A mini-lesson plan is designed to focus in on one specific concept. Most mini-lessons last approximately 5 to 20 minutes and include a direct statement and model of the concept from the teacher followed by a class discussion and execution of the concept. Mini-lessons can be taught individually, in a small-group setting, or to a whole classroom.
A mini-lesson plan template is divided into seven sections: the main topic, materials, connections, direct instruction, guided practice (where you write how you actively engage your students), link (where you connect the lesson or concept to something else), independent work, and sharing.
Describe specifically what the lesson is about as well as what major point or points you will focus on in presenting the lesson. Another term for this is the objective-ensure that you know exactly why you are teaching this lesson. What do you need the students to know after the lesson is completed? After you're perfectly clear on the goal of the lesson, explain it in terms your students will understand.

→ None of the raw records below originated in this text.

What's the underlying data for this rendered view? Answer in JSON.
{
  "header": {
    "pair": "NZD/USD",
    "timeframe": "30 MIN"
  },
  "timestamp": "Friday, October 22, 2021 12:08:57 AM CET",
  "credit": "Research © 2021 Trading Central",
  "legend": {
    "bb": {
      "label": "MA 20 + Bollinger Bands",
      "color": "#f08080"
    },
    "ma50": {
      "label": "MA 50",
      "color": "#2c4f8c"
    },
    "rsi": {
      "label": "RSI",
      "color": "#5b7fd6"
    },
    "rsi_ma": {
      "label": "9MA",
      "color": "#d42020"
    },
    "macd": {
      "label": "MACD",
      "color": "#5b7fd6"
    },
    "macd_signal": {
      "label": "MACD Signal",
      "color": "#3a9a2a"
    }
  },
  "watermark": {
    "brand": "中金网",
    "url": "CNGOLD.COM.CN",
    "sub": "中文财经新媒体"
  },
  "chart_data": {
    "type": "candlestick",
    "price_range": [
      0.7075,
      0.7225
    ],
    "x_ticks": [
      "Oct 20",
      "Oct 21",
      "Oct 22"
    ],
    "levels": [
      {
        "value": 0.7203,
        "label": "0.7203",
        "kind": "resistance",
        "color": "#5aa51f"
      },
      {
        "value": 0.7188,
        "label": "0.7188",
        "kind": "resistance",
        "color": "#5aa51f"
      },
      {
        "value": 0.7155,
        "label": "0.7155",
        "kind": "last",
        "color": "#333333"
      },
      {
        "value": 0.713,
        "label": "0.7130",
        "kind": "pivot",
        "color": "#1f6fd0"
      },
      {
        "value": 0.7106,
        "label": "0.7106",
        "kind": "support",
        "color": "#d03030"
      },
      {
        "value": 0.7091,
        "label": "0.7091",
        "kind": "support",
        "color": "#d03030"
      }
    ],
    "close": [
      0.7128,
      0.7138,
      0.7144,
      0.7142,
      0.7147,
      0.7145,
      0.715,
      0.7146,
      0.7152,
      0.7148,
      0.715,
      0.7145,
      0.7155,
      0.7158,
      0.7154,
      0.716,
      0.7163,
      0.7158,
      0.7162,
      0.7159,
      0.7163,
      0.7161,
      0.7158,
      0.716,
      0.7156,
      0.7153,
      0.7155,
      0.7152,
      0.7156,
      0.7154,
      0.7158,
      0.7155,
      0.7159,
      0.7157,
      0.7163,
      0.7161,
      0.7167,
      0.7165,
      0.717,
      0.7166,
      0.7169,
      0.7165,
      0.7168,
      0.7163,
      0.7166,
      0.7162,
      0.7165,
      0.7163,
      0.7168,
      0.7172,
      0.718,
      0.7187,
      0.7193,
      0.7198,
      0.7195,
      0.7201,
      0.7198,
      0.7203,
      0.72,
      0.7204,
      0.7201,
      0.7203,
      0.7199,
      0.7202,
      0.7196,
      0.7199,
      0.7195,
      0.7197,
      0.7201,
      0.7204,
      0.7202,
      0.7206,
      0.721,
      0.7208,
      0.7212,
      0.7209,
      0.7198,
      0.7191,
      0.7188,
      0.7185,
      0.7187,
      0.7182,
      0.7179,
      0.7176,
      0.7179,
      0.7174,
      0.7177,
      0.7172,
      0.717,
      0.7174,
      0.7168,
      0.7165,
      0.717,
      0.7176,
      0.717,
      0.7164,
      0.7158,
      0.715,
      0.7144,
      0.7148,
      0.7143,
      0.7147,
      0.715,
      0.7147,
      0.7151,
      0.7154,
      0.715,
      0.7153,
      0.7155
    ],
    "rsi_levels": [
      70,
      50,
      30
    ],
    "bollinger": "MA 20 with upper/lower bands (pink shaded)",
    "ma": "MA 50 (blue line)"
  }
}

Gather the materials you will need to teach the concept to the students. Nothing is more disruptive to the flow of a lesson than realizing you don't have all of the materials you will need. Student attention is sure to decline sharply if you have to excuse yourself to gather materials in the middle of a lesson.
Activate prior knowledge. This is where you talk about what you taught in a previous lesson. For example, you might say, "Yesterday we learned about… " and "Today we will learn about… "
Demonstrate your teaching points to the students. For example, you might say: "Let me show you how I… " and "One way I can do that is by… " During the lesson, ensure that you:
- Explain teaching points and give examples
- Model by demonstrating how students will achieve the task you are teaching
- Allow for guided practice, where you walk around the room and help students as they practice the concepts you are teaching
During this phase of the mini-lesson, coach and assess the students. For example, you might start the active engagement portion by saying, "Now you are going to turn to your partner and… " Be sure that you have a short activity planned for this part of the lesson.
This is where you will review key points and clarify if needed. For example, you might say, "Today I taught you… " and "Every time you read you are going to… "
Have students practice working independently using the information they just learned from your teaching points.
Come together again as a group and have students share what they learned.
- Students can do this independently, with a partner, or as part of the entire classroom group.
- Ask students: "Did you use what you learned? Did it work? How will you use it next time? What types of things would you do differently?"
- Tie up any loose ends and use this time to further instruct.
You can also tie your mini-lesson into a thematic unit or if the topic warrants further discussion, you can beef up the mini-lesson by creating a full lesson plan.